With help from the Incubator Without Walls program and from Bucksport’s Economic Development director Dave Milan, Tyne began the service two weeks ago and has kept pretty busy.

He has provided tours, including a steady stream of chatter about the history of the town, for five passengers from a cruise ship, done an anniversary ride and a lot of ice cream runs.

“My first fare was three teenage boys, a total of 560 pounds, and I got a $10 tip,” he said.

He works for tips mainly, and he said that’s better than quoting a rate.

“It makes me work harder to get a good tip, not just the pedaling, but also with the history,” he said.

The lunch delivery service will be available Thursdays and Fridays. Lacher sent out an e-mail notice to his association members and the response has been good.

“The day the e-mail went out,” Tyne said. “I got a call from the Jewett School asking if I would deliver up there.”

MacLeod said the collaboration among the businesses is just one way they can work together to build interest in Bucksport.

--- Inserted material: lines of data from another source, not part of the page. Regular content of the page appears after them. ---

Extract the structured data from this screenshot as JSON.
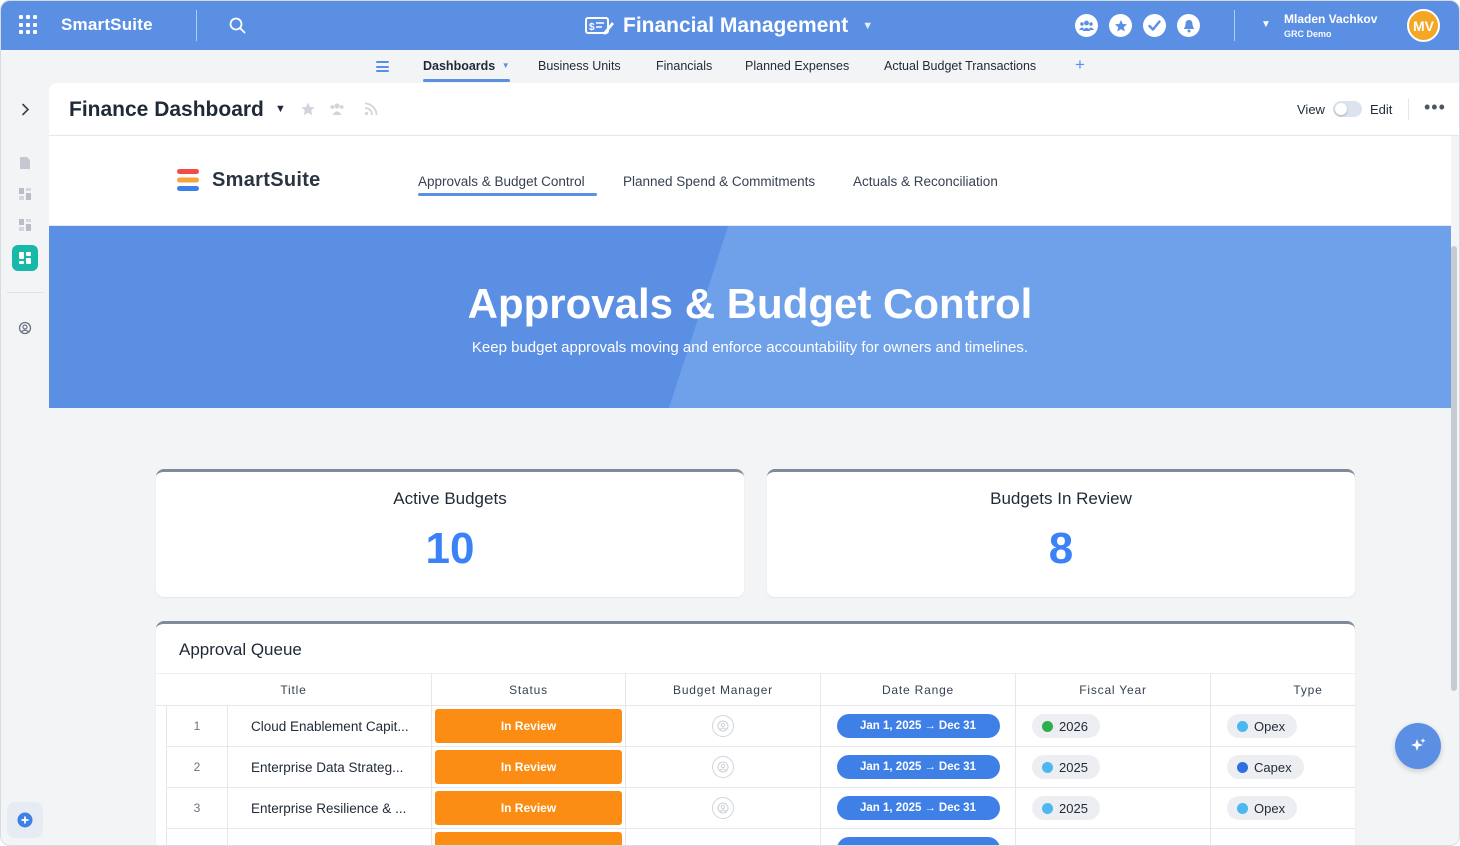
{
  "topbar": {
    "brand": "SmartSuite",
    "app_title": "Financial Management",
    "user_name": "Mladen Vachkov",
    "user_org": "GRC Demo",
    "avatar_initials": "MV",
    "accent": "#5b8fe3"
  },
  "subnav": {
    "tabs": [
      {
        "label": "Dashboards"
      },
      {
        "label": "Business Units"
      },
      {
        "label": "Financials"
      },
      {
        "label": "Planned Expenses"
      },
      {
        "label": "Actual Budget Transactions"
      }
    ],
    "add": "+"
  },
  "dashboard": {
    "title": "Finance Dashboard",
    "view_label": "View",
    "edit_label": "Edit"
  },
  "hero": {
    "logo_text": "SmartSuite",
    "tabs": [
      {
        "label": "Approvals & Budget Control"
      },
      {
        "label": "Planned Spend & Commitments"
      },
      {
        "label": "Actuals & Reconciliation"
      }
    ],
    "banner_title": "Approvals & Budget Control",
    "banner_subtitle": "Keep budget approvals moving and enforce accountability for owners and timelines."
  },
  "kpis": [
    {
      "label": "Active Budgets",
      "value": "10"
    },
    {
      "label": "Budgets In Review",
      "value": "8"
    }
  ],
  "queue": {
    "title": "Approval Queue",
    "columns": [
      "Title",
      "Status",
      "Budget Manager",
      "Date Range",
      "Fiscal Year",
      "Type"
    ],
    "rows": [
      {
        "num": "1",
        "title": "Cloud Enablement Capit...",
        "status": "In Review",
        "date_start": "Jan 1, 2025",
        "date_end": "Dec 31",
        "year": "2026",
        "year_color": "#2eae4e",
        "type": "Opex",
        "type_color": "#4bb8f0"
      },
      {
        "num": "2",
        "title": "Enterprise Data Strateg...",
        "status": "In Review",
        "date_start": "Jan 1, 2025",
        "date_end": "Dec 31",
        "year": "2025",
        "year_color": "#4bb8f0",
        "type": "Capex",
        "type_color": "#2f6fe0"
      },
      {
        "num": "3",
        "title": "Enterprise Resilience & ...",
        "status": "In Review",
        "date_start": "Jan 1, 2025",
        "date_end": "Dec 31",
        "year": "2025",
        "year_color": "#4bb8f0",
        "type": "Opex",
        "type_color": "#4bb8f0"
      }
    ]
  },
  "icons": {
    "apps": "apps-grid-icon",
    "search": "search-icon",
    "app_logo": "finance-app-icon",
    "team": "team-icon",
    "favorite": "star-icon",
    "tasks": "check-icon",
    "notifications": "bell-icon",
    "ai": "sparkle-icon"
  },
  "colors": {
    "status_in_review": "#fb8c14",
    "date_pill": "#3f80e6",
    "kpi_value": "#3b82f6"
  }
}
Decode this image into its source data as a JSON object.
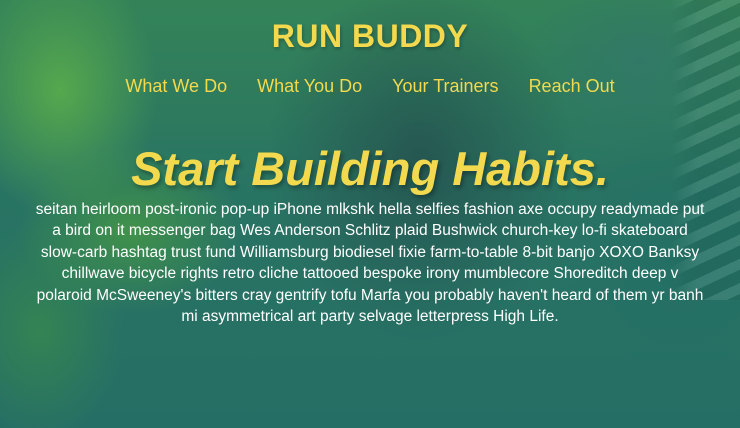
{
  "header": {
    "brand": "RUN BUDDY",
    "nav": [
      {
        "label": "What We Do"
      },
      {
        "label": "What You Do"
      },
      {
        "label": "Your Trainers"
      },
      {
        "label": "Reach Out"
      }
    ]
  },
  "hero": {
    "title": "Start Building Habits.",
    "body": "seitan heirloom post-ironic pop-up iPhone mlkshk hella selfies fashion axe occupy readymade put a bird on it messenger bag Wes Anderson Schlitz plaid Bushwick church-key lo-fi skateboard slow-carb hashtag trust fund Williamsburg biodiesel fixie farm-to-table 8-bit banjo XOXO Banksy chillwave bicycle rights retro cliche tattooed bespoke irony mumblecore Shoreditch deep v polaroid McSweeney's bitters cray gentrify tofu Marfa you probably haven't heard of them yr banh mi asymmetrical art party selvage letterpress High Life."
  },
  "colors": {
    "accent": "#f2d94e",
    "text": "#ffffff",
    "background_tint": "#2f6e5e"
  }
}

“This is something we can do ourselves. We didn’t need a big marketing campaign,” he said. “We keep hearing about what we can’t do, but the economy of Maine is right here in small-town small businesses. This is something we can do.”

He echoed a common theme in Bucksport where the town has made improvements to the infrastructure in an effort to attract the traffic from Route 1 to turn left and visit the downtown.

“We’ve got the most scenic view around, and we know we can work together to get people to look at Bucksport as a destination,” he said. “We can get them to stop here and experience Bucksport and not just pass through it.”